If you paste a title_id to the end of the following url, it will pull up the page for the title. For example, www.imdb.com/title/tt0413573 leads to the page for the TV series Grey’s Anatomy. Write a SQL query to confirm that the title_id "tt0413573" does indeed belong to Grey’s Anatomy. Then browse imdb.com and find your favorite TV show. Get the title_id from the url of your favorite TV show, and run the following query to confirm that the TV show is in our database.

SELECT * FROM titles WHERE title_id='<title id here>';
Make sure to replace "<title id here>" with the title_id of your favorite show. If your show does not appear, or has only a single season, pick another show until you find one we have in our database (that has multiple seasons).

Relevant topics: SQL, queries

Items to submit
  • SQL query used to confirm that title_id "tt0413573" does indeed belong to Grey’s Anatomy. (.5 pts)

  • The output of the query. (.5 pt)

  • The title_id of your favorite TV show. (.5 pts)

  • SQL query used to confirm the title_id for your favorite TV show. (.5 pts)

Question 3

The episode_title_id column in the episodes table references titles of individual episodes of a TV series. The show_title_id references the titles of the show itself. With that in mind, write a query that gets a list of all of the episodes_title_id’s (found in the `episodes table), with the associated primary_title (found in the titles table) for each episode of Grey’s Anatomy.

This video demonstrates how to extract titles of episodes in the imdb database.

Relevant topics: SQL, queries, joins

Items to submit
  • SQL query used to answer the question. (3 pts)

  • Output from running the SQL query. (2 pts)

Question 4

Joins are a critical concept to understand. They appear everywhere where relational data is found. In R, the merge function performs the same operations as joins. In python’s pandas package the merge method for the DataFrame object performs the same operations. Take some time to read this section.

In question 2 from the previous project, we asked you to use the ratings table to discover how many films have a rating of at least 8 and at least 50000 votes. You may have noticed, while you can easily do that, the end result is not human understandable. We see that there are films with those features but we don’t know what film title_id "tt0010323" is for. This is a great example where a simple join can answer this question for us.

Write a query that prints the primary_title, rating, and votes for all films with a rating of at least 8 and at least 50000 votes. Like in the previous version of this question, limit your output to 15 results.

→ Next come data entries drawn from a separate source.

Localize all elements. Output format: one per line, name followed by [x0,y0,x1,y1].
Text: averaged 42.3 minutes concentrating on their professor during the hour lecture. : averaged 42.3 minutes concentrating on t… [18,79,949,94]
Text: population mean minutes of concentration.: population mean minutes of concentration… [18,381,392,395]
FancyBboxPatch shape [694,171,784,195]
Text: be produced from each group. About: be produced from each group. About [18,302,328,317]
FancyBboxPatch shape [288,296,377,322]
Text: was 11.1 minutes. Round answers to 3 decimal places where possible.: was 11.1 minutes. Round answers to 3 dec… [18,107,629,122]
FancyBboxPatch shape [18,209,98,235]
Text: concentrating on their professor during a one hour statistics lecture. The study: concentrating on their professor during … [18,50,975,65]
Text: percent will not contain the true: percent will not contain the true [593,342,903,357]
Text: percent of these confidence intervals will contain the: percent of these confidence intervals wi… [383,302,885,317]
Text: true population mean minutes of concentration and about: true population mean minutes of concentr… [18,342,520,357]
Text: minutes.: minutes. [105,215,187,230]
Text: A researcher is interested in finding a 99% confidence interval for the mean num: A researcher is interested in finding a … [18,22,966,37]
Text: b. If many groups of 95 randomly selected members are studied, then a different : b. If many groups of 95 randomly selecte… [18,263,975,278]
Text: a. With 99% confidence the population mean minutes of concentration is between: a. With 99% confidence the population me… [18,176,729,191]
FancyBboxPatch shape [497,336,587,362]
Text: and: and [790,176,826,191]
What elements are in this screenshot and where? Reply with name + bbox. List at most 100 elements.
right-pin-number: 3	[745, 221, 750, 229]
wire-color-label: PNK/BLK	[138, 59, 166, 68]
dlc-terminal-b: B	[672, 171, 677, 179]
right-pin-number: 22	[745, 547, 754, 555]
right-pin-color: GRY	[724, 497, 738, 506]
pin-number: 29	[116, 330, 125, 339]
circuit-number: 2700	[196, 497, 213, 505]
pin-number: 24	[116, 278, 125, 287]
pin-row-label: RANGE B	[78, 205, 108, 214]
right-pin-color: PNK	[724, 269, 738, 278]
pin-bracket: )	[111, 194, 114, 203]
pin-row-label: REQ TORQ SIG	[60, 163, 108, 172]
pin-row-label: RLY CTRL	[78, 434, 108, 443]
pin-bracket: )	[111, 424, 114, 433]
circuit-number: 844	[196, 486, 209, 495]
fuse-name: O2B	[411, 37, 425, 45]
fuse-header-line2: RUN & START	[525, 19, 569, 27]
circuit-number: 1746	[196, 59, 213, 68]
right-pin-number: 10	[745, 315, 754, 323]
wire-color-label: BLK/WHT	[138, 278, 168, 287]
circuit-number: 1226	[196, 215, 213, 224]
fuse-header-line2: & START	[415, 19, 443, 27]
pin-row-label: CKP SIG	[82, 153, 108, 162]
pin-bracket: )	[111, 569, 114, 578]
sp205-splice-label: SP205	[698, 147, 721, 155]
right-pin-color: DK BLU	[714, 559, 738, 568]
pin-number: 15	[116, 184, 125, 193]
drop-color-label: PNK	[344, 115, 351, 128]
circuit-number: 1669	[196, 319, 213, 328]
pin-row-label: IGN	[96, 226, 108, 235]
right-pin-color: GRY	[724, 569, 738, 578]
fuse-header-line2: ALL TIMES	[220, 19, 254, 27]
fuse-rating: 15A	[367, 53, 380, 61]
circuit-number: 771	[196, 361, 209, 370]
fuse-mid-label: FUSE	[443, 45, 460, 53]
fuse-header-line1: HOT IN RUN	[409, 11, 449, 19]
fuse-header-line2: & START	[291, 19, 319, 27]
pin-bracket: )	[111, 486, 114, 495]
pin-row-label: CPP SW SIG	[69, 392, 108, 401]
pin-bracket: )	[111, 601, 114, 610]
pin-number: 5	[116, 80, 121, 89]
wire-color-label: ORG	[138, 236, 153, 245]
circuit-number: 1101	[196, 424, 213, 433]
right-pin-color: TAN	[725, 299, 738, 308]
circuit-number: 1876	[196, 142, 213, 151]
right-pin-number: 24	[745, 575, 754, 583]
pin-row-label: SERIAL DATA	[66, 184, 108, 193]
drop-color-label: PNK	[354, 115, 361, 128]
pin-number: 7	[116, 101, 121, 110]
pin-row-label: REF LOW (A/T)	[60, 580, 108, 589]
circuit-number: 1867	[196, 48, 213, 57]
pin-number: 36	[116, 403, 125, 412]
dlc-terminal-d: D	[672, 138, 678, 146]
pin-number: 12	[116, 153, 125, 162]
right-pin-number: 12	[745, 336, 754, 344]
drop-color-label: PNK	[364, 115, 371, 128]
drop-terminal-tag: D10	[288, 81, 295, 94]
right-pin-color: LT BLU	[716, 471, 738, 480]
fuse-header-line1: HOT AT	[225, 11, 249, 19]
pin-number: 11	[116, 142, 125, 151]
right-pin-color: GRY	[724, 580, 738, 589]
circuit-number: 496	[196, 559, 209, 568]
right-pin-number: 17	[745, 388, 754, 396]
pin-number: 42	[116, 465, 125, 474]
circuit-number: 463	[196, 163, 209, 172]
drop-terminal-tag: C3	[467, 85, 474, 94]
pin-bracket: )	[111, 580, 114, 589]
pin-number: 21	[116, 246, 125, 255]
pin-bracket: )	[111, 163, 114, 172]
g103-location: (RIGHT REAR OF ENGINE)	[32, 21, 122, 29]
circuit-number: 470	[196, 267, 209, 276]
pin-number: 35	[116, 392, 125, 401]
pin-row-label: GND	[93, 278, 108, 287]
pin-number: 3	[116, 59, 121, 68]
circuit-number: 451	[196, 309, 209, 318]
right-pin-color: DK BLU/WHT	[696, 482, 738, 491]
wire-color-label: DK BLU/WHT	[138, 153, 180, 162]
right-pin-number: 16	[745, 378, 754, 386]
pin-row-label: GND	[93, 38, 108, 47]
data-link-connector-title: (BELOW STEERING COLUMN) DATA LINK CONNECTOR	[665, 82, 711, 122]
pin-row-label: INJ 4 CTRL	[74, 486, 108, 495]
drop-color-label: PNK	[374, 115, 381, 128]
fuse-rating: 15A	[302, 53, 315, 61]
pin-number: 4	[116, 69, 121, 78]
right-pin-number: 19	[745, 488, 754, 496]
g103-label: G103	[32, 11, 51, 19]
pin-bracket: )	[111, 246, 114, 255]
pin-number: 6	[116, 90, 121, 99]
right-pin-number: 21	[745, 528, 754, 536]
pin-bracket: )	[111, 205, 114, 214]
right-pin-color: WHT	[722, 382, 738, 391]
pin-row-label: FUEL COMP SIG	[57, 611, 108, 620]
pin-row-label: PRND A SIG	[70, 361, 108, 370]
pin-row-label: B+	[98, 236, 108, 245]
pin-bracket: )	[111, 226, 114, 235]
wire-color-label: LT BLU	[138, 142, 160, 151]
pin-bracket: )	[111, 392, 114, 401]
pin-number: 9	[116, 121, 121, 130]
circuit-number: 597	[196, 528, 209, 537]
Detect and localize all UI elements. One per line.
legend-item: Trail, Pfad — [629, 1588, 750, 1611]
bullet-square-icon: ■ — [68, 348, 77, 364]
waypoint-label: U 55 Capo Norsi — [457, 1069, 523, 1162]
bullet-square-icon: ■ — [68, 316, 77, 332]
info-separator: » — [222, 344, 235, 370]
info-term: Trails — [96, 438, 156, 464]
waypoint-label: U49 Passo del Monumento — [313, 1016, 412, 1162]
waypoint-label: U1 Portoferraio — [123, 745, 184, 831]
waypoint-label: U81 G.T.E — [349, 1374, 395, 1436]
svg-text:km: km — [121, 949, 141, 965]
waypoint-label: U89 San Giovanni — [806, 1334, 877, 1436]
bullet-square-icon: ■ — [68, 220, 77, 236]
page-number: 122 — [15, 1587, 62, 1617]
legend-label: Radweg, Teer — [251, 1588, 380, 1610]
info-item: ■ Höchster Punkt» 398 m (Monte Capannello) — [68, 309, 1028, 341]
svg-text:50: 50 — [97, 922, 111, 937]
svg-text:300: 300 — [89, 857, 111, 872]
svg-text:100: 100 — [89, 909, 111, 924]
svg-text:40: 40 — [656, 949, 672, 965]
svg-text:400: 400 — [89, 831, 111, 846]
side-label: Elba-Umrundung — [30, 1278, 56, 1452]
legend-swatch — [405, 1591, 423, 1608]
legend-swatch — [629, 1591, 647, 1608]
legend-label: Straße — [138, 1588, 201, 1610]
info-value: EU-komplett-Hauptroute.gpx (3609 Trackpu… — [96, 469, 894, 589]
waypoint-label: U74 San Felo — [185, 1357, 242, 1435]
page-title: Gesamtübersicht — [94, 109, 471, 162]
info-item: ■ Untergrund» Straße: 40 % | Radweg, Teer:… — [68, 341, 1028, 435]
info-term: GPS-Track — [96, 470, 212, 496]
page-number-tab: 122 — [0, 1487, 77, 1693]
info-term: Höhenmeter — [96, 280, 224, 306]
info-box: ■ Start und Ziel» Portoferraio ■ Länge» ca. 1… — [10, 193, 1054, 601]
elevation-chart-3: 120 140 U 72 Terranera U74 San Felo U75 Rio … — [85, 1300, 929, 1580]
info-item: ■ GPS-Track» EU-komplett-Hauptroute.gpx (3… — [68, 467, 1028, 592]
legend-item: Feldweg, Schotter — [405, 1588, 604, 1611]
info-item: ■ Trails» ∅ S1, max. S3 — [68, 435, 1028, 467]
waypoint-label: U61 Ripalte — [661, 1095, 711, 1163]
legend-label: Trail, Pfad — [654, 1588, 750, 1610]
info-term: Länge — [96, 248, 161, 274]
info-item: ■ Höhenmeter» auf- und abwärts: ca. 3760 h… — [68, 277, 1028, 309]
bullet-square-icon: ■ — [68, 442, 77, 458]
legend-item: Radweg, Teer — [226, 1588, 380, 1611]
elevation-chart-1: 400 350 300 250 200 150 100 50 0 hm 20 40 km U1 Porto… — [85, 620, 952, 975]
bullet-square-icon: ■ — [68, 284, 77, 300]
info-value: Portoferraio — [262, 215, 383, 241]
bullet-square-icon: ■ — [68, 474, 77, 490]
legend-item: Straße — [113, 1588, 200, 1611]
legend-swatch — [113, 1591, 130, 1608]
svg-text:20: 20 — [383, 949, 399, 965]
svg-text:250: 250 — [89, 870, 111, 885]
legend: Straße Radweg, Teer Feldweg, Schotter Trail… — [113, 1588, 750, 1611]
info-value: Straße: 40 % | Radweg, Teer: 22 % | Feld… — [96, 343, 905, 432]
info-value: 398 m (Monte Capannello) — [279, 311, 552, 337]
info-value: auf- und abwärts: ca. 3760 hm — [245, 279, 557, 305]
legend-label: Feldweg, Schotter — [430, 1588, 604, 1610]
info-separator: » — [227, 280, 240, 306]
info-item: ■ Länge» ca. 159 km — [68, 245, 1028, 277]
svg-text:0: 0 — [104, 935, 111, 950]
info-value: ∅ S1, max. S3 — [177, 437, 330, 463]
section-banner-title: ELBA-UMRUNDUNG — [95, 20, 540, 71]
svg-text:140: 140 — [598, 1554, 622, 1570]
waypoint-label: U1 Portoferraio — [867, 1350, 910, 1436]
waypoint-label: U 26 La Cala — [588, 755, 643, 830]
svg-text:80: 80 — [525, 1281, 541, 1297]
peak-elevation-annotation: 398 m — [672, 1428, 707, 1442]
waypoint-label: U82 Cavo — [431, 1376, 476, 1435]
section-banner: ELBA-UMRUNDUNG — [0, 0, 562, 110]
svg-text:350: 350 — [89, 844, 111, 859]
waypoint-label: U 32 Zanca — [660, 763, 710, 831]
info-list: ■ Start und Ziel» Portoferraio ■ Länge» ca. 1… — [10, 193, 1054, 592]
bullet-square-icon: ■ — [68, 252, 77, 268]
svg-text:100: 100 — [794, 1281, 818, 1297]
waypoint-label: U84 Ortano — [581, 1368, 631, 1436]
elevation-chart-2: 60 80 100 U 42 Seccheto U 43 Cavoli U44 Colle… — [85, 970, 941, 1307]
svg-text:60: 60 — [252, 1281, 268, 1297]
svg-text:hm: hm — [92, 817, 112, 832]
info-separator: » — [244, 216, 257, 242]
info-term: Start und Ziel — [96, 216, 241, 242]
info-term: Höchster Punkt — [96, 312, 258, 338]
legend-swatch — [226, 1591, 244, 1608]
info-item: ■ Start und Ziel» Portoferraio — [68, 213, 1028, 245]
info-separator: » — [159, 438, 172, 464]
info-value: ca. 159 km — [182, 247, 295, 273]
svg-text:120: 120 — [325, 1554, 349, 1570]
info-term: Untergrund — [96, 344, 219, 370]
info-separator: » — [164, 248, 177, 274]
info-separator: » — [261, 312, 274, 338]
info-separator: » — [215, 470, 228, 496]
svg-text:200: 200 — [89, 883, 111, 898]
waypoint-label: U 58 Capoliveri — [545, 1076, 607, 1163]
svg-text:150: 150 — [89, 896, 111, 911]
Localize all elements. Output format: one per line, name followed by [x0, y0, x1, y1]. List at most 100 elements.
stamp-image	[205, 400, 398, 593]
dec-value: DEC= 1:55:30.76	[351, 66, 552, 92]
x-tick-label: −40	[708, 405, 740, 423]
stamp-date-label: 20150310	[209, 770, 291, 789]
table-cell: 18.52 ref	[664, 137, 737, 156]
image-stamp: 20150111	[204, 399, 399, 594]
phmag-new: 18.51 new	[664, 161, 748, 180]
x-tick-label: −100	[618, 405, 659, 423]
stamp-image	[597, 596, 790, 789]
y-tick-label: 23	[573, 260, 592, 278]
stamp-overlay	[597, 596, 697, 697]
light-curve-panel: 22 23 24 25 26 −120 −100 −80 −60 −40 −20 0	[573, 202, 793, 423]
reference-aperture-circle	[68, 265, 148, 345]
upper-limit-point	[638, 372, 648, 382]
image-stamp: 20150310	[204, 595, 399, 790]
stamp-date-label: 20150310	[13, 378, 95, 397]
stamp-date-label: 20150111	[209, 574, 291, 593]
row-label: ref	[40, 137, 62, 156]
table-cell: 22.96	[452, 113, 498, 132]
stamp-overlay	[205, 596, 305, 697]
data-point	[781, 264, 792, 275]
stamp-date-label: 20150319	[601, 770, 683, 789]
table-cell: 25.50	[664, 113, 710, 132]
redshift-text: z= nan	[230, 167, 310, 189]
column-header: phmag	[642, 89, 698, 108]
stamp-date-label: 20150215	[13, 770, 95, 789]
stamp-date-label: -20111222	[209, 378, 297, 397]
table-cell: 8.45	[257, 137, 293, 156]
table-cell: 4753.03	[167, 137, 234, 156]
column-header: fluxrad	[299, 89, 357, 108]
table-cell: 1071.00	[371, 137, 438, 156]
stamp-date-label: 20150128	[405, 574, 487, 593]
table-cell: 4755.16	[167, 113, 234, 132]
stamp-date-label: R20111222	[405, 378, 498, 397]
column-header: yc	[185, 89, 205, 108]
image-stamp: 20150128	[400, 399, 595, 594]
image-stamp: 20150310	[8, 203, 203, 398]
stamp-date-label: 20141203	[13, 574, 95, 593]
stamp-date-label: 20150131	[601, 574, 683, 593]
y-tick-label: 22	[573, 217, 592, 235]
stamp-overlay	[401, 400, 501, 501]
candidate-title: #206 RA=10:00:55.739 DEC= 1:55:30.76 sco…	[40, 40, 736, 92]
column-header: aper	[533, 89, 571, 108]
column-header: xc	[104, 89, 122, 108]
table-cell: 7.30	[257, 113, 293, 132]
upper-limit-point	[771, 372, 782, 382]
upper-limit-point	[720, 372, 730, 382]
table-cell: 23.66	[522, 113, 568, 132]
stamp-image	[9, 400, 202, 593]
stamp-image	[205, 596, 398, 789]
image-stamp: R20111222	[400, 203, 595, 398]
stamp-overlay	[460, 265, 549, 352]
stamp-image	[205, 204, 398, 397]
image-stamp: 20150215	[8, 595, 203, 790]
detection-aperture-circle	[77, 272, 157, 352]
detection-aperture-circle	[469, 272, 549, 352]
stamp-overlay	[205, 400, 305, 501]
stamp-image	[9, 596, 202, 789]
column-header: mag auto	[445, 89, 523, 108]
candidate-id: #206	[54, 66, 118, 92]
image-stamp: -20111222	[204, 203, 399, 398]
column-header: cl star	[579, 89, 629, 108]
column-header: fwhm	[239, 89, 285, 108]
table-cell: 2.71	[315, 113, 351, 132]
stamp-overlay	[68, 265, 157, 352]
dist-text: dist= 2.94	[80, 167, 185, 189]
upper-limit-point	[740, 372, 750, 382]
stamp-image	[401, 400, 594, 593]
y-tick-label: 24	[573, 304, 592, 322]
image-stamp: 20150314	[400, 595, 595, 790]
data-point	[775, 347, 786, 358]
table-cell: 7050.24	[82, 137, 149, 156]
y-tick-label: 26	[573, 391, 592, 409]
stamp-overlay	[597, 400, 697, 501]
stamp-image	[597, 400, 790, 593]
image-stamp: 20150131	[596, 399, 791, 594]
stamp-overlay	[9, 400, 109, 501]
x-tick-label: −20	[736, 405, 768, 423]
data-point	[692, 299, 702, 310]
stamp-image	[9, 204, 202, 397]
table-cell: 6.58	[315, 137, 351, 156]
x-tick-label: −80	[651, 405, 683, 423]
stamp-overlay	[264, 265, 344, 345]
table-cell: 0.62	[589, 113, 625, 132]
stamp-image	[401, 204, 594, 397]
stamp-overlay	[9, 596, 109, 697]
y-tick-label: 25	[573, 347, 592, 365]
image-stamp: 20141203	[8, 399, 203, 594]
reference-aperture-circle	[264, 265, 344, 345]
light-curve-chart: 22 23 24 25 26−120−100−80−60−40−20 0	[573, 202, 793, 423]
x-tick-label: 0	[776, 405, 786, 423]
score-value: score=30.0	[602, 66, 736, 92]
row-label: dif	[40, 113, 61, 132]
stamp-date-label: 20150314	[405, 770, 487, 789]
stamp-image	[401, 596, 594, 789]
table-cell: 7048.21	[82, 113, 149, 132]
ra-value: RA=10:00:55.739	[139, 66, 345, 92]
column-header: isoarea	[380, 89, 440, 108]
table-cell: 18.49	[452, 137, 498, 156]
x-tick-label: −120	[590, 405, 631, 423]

Assume our left table is ratings and our right table is titles. What would conceptually change if instead of using an INNER JOIN we used a LEFT JOIN? Does it make a difference in this case? Why or why not?

Relevant topics: SQL, queries, joins

Items to submit
  • SQL query used to answer the question. (1 pts)

  • Output from running the SQL query.

  • 1-2 sentences explaining what the conceptual change would be if you used a LEFT JOIN instead of an INNER JOIN. (.5 pts)

  • A statement whether or not LEFT JOIN vs INNER JOIN makes a difference in this specific case or not, and why. (.5 pts)

The following are challenge questions and are worth 0 points. If you get done early give them a try!

Question 5

We want to write a query that returns the title and rating of the highest rated episode of your favorite TV show, which you chose in question 2. In order to do so, we will break the task into two parts in (5) and (6). First, write a query that returns a list of just episode_title_ids (found in the episodes table), with the associated primary_title (found in the titles table) for each episode.

Relevant topics: SQL, queries, joins

Items to submit
  • SQL query used to answer the question.

  • Output from running the SQL query.

Question 6

Write a query that adds the rating to the end of each episode. To do so, use the query you wrote in (5) as a subquery. Which episode has the highest rating? Is it also your favorite episode?

Relevant topics: SQL, queries, joins

Items to submit
  • SQL query used to answer the question.

  • Output from running the SQL query.